By now I remembered "device replace". But I'd already done "device add"
on the first new 16 TB drive. That gave me 5 drives online and no spare
slot for the second new drive.

I didn't want to repeat the "device remove" for fear of another
out-of-space failure. So I took a gamble.  I pulled one of the old 6TB
drives to make room for the second new 16TB drive, brought the array up
in degraded mode and started a "device replace missing" operation onto
the second new drive. 'iostat' showed just what I expected: a burst of
reads from one or more of the three old drives alternating with big
writes to the new drive. The data rates were reasonably consistent with
the I/O bandwidth limitations of my 10-year-old server. When it finished
the next day I pulled the old 6TB drive and replaced it with the second
new 16 TB drive. So far so good.

I then began another "device replace". Since I wasn't forced to degrade
the array this time, I didn't. It's been several days, and it's nowhere
near half done. As far as I can tell, it's only making headway of maybe
100-200 GB/day so at this rate it might finish in several weeks!
Moreover, when I run 'iostat' I see lots of writes **to** the drive
being replaced, usually in parallel with the same amount of data going
to one of the other drives.

I'd expect lots of *reads from* the drive being replaced, but why are
there any writes to it at all? Is this just to keep the filesystem
consistent in case of a crash?

I'd already run data and metadata balance operations up to about 95%.

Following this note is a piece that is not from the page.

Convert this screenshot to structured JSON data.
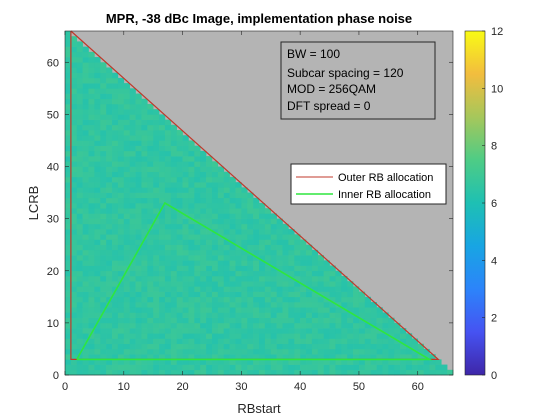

I hesitate to tempt fate by forcing the system down to do another
"device replace missing" operation. Can anyone explain why replacing a
missing device is so much faster than replacing an existing device? Is
it simply because, without no redundancy left against a drive loss, less
work needs to (or can) be done to protect against a crash?

Thanks.

Phil Karn

Here's some current system information.

Linux homer.ka9q.net 4.19.0-8-rt-amd64 #1 SMP PREEMPT RT Debian
4.19.98-1 (2020-01-26) x86_64 GNU/Linux

btrfs-progs v4.20.1

Label: 'homer-btrfs'  uuid: 0d090428-8af8-4d23-99da-92f7176f82a7

Total devices 5 FS bytes used 9.89TiB
    devid    1 size 5.46TiB used 3.81TiB path /dev/sdd3
    devid    2 size 0.00B used 2.72TiB path /dev/sde3 [device currently
being replaced]
    devid    4 size 5.46TiB used 5.10TiB path /dev/sdc3
    devid    5 size 14.32TiB used 6.08TiB path /dev/sdb4
    devid    6 size 14.32TiB used 2.08TiB path /dev/sda4

Data, RAID1: total=9.84TiB, used=9.84TiB
System, RAID1: total=32.00MiB, used=1.73MiB
Metadata, RAID1: total=52.00GiB, used=48.32GiB
GlobalReserve, single: total=512.00MiB, used=0.00B